Data processing and structure determination

The hit images with diffraction pattern were filtered using the Cheetah program with the peakfinder8 algorithm38. The hit images were indexed and merged using the CrystFEL program39. The phase problem of the lysozyme and glucose isomerase was solved by molecule replacement using the Phaser-MR in PHENIX40, with the crystal structures of lysozyme (PDB code 6IG6)24 and glucose isomerase (PDB code 5ZYD)35 used as the search models. The model building and refinement were conducted using Coot41 and Phenix.refinement in PHENIX, respectively40. The geometry was analysed using MolProbity42. Figures were generated using PyMOL (https://pymol.org/). Data-collection and structure refinement statistics are summarized in Table 1

Table 1 Data collection and refinement statistics.

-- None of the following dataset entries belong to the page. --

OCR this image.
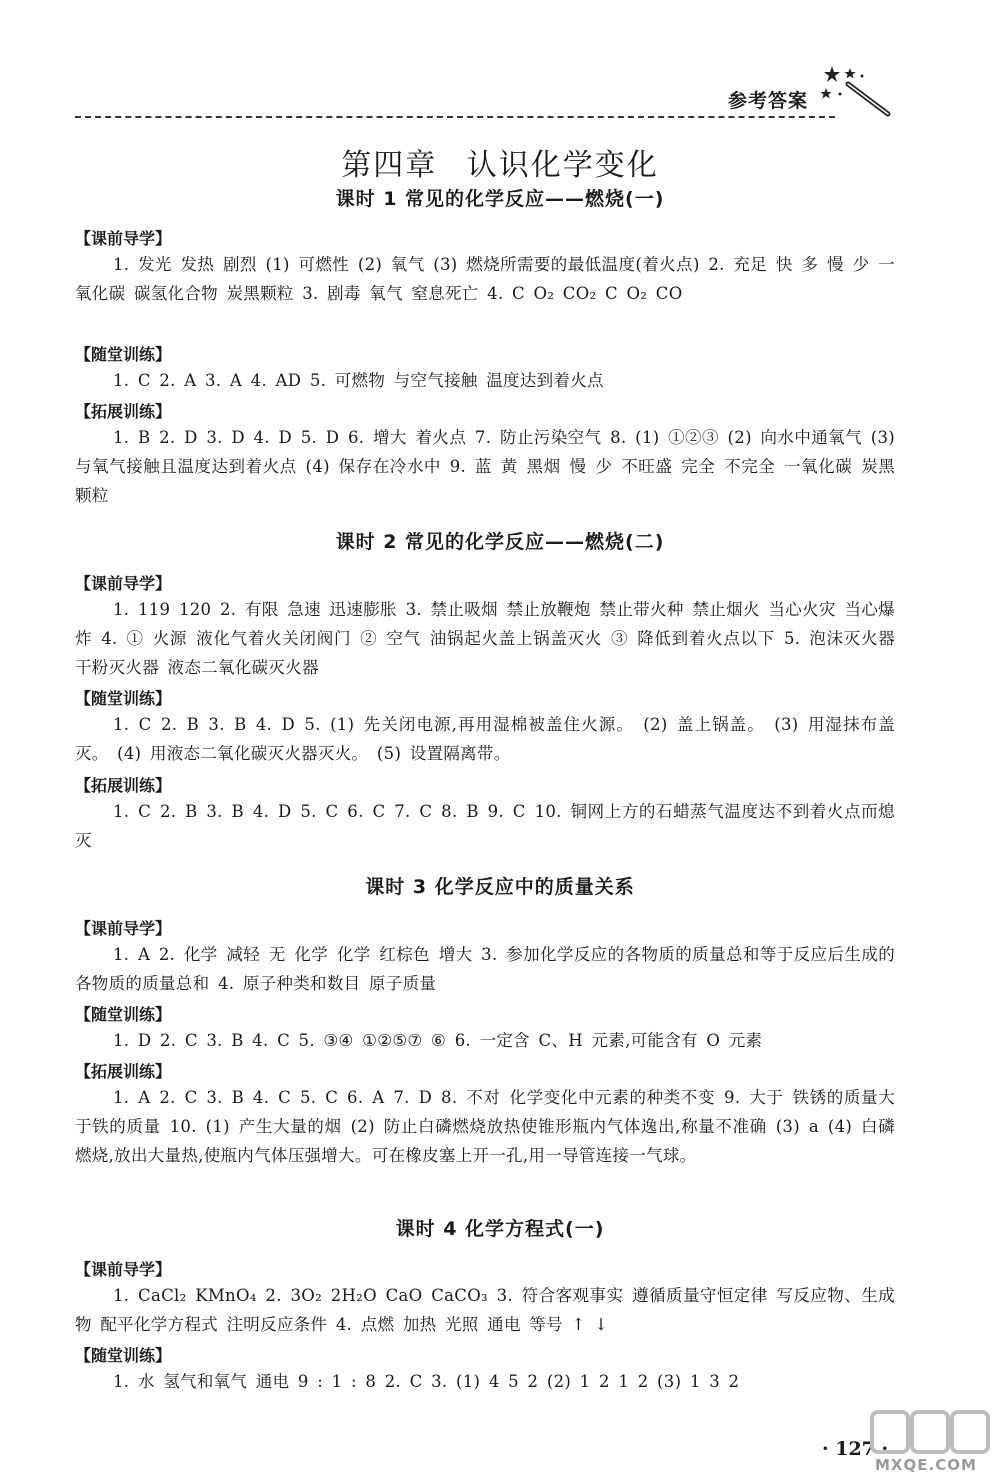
参考答案
第四章 认识化学变化
课时 1 常见的化学反应——燃烧(一)
【课前导学】
1. 发光 发热 剧烈 (1) 可燃性 (2) 氧气 (3) 燃烧所需要的最低温度(着火点) 2. 充足 快 多 慢 少 一氧化碳 碳氢化合物 炭黑颗粒 3. 剧毒 氧气 窒息死亡 4. C O₂ CO₂ C O₂ CO
【随堂训练】
1. C 2. A 3. A 4. AD 5. 可燃物 与空气接触 温度达到着火点
【拓展训练】
1. B 2. D 3. D 4. D 5. D 6. 增大 着火点 7. 防止污染空气 8. (1) ①②③ (2) 向水中通氧气 (3) 与氧气接触且温度达到着火点 (4) 保存在冷水中 9. 蓝 黄 黑烟 慢 少 不旺盛 完全 不完全 一氧化碳 炭黑颗粒
课时 2 常见的化学反应——燃烧(二)
【课前导学】
1. 119 120 2. 有限 急速 迅速膨胀 3. 禁止吸烟 禁止放鞭炮 禁止带火种 禁止烟火 当心火灾 当心爆炸 4. ① 火源 液化气着火关闭阀门 ② 空气 油锅起火盖上锅盖灭火 ③ 降低到着火点以下 5. 泡沫灭火器 干粉灭火器 液态二氧化碳灭火器
【随堂训练】
1. C 2. B 3. B 4. D 5. (1) 先关闭电源,再用湿棉被盖住火源。 (2) 盖上锅盖。 (3) 用湿抹布盖灭。 (4) 用液态二氧化碳灭火器灭火。 (5) 设置隔离带。
【拓展训练】
1. C 2. B 3. B 4. D 5. C 6. C 7. C 8. B 9. C 10. 铜网上方的石蜡蒸气温度达不到着火点而熄灭
课时 3 化学反应中的质量关系
【课前导学】
1. A 2. 化学 减轻 无 化学 化学 红棕色 增大 3. 参加化学反应的各物质的质量总和等于反应后生成的各物质的质量总和 4. 原子种类和数目 原子质量
【随堂训练】
1. D 2. C 3. B 4. C 5. ③④ ①②⑤⑦ ⑥ 6. 一定含 C、H 元素,可能含有 O 元素
【拓展训练】
1. A 2. C 3. B 4. C 5. C 6. A 7. D 8. 不对 化学变化中元素的种类不变 9. 大于 铁锈的质量大于铁的质量 10. (1) 产生大量的烟 (2) 防止白磷燃烧放热使锥形瓶内气体逸出,称量不准确 (3) a (4) 白磷燃烧,放出大量热,使瓶内气体压强增大。可在橡皮塞上开一孔,用一导管连接一气球。
课时 4 化学方程式(一)
【课前导学】
1. CaCl₂ KMnO₄ 2. 3O₂ 2H₂O CaO CaCO₃ 3. 符合客观事实 遵循质量守恒定律 写反应物、生成物 配平化学方程式 注明反应条件 4. 点燃 加热 光照 通电 等号 ↑ ↓
【随堂训练】
1. 水 氢气和氧气 通电 9 : 1 : 8 2. C 3. (1) 4 5 2 (2) 1 2 1 2 (3) 1 3 2
· 127 ·
MXQE.COM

Background scattering analysis

Shortening A, shortening B, and LCP delivery media were passed through a syringe needle with a 168 μm ID. Each delivery medium was exposed to X-rays of 1.3 × 1012 photons/flux for 100 ms. The background scattering from 1.6 Å to the beam centre was analysed using the average intensity for 100 images. The background intensities of the delivery media were analysed using ADXV (https://www.scripps.edu/tainer/arvai/adxv.html).

Accession codes

The coordinates and structure factors have been deposited in the Protein Data Bank under the accession code 6KCA (Glucose isomerase-shortening A), 6KCB (Lysozyme-shortening A), 6KCC (Glucose isomerase-shortening B), 6KCD (Lysozyme-shortening B). Diffraction images have been deposited to CXIDB under ID 112 (glucose isomerase-shortening A), 113 (Lysozyme-shortening A), 114 (Glucose isomerase-shortening B) and 115 (Lysozyme-shortening B).